Most Christians imagine that Jesus did away with all this barbarism and delivered a doctrine of pure love and toleration. He didn’t. (See Matthew 5:18–19, Luke 16:17, 2 Timothy 3:16, 2 Peter 20–21, John 7:19.) Anyone who believes that Jesus only taught the Golden Rule and love of one’s neighbor should go back and read the New Testament. And he or she should pay particular attention to the morality that will be on display if Jesus ever returns to earth trailing clouds of glory (e.g., 2 Thessalonians 1:7–9, 2:8; Hebrews 10:28–29; 2 Peter 3:7; and all of Revelation).


It is not an accident that St. Thomas Aquinas thought heretics should be killed and that St. Augustine thought they should be tortured. (Ask yourself, what are the chances that these good doctors of the Church hadn’t read the New Testament closely enough to discover the error of their ways?) As a source of objective morality, the Bible is one of the worst books we have.

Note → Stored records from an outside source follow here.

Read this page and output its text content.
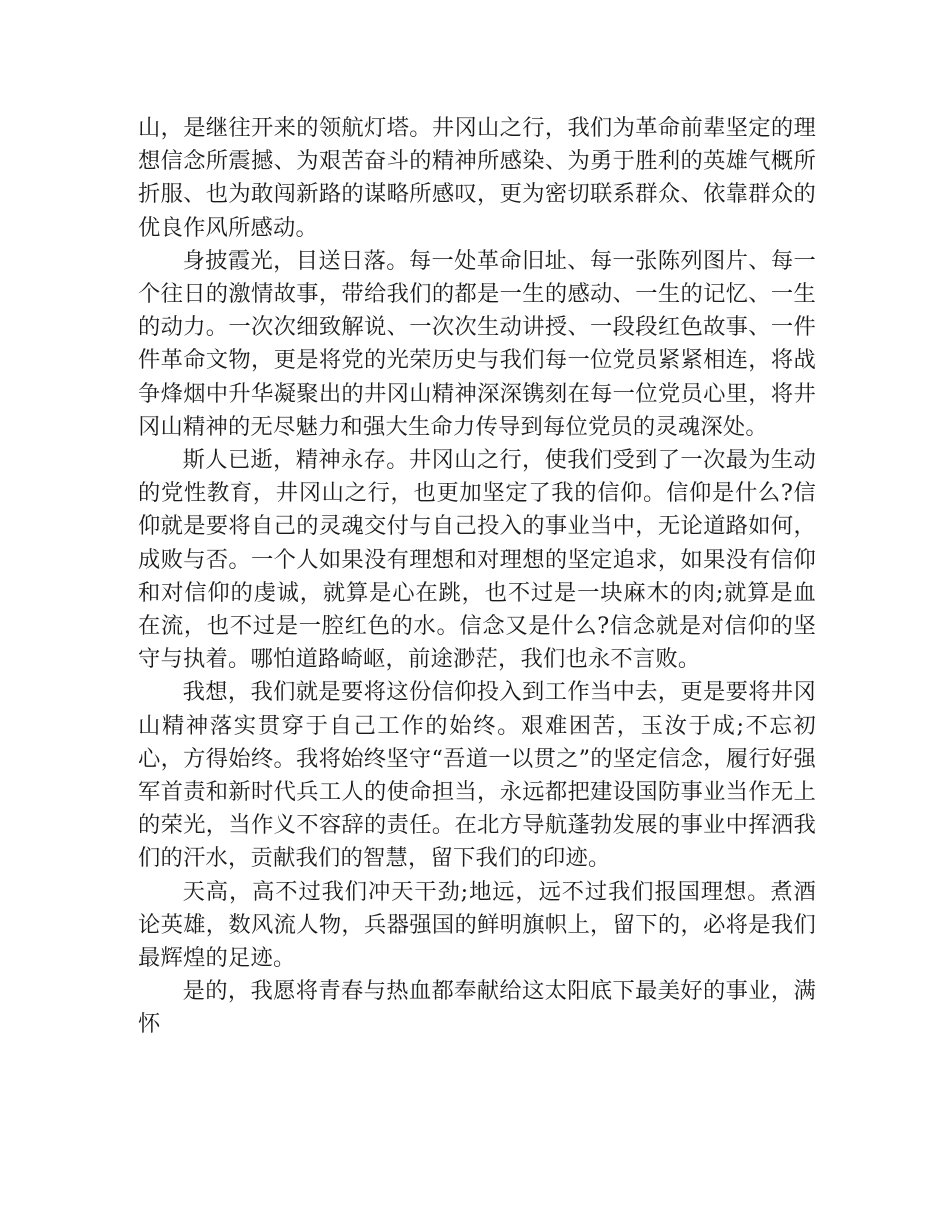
山，是继往开来的领航灯塔。井冈山之行，我们为革命前辈坚定的理想信念所震撼、为艰苦奋斗的精神所感染、为勇于胜利的英雄气概所折服、也为敢闯新路的谋略所感叹，更为密切联系群众、依靠群众的优良作风所感动。

身披霞光，目送日落。每一处革命旧址、每一张陈列图片、每一个往日的激情故事，带给我们的都是一生的感动、一生的记忆、一生的动力。一次次细致解说、一次次生动讲授、一段段红色故事、一件件革命文物，更是将党的光荣历史与我们每一位党员紧紧相连，将战争烽烟中升华凝聚出的井冈山精神深深镌刻在每一位党员心里，将井冈山精神的无尽魅力和强大生命力传导到每位党员的灵魂深处。

斯人已逝，精神永存。井冈山之行，使我们受到了一次最为生动的党性教育，井冈山之行，也更加坚定了我的信仰。信仰是什么?信仰就是要将自己的灵魂交付与自己投入的事业当中，无论道路如何，成败与否。一个人如果没有理想和对理想的坚定追求，如果没有信仰和对信仰的虔诚，就算是心在跳，也不过是一块麻木的肉;就算是血在流，也不过是一腔红色的水。信念又是什么?信念就是对信仰的坚守与执着。哪怕道路崎岖，前途渺茫，我们也永不言败。

我想，我们就是要将这份信仰投入到工作当中去，更是要将井冈山精神落实贯穿于自己工作的始终。艰难困苦，玉汝于成;不忘初心，方得始终。我将始终坚守“吾道一以贯之”的坚定信念，履行好强军首责和新时代兵工人的使命担当，永远都把建设国防事业当作无上的荣光，当作义不容辞的责任。在北方导航蓬勃发展的事业中挥洒我们的汗水，贡献我们的智慧，留下我们的印迹。

天高，高不过我们冲天干劲;地远，远不过我们报国理想。煮酒论英雄，数风流人物，兵器强国的鲜明旗帜上，留下的，必将是我们最辉煌的足迹。

是的，我愿将青春与热血都奉献给这太阳底下最美好的事业，满怀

It might be the very worst, in fact—if we didn’t also happen to have the Qur’an.


It is important to point out that we decide what is good in the Good Book. We read the Golden Rule and judge it to be a brilliant distillation of many of our ethical impulses; we read that a woman found not to be a virgin on her wedding night should be stoned to death, and we (if we are civilized) decide that this is the most vile lunacy imaginable. Our own ethical intuitions are, therefore, primary. So the choice before us is simple: we can either have a twenty-first-century conversation about ethics—availing ourselves of all the arguments and scientific insights that have accumulated in the last two thousand years of human discourse—or we can confine ourselves to a first-century conversation as it is preserved in the Bible.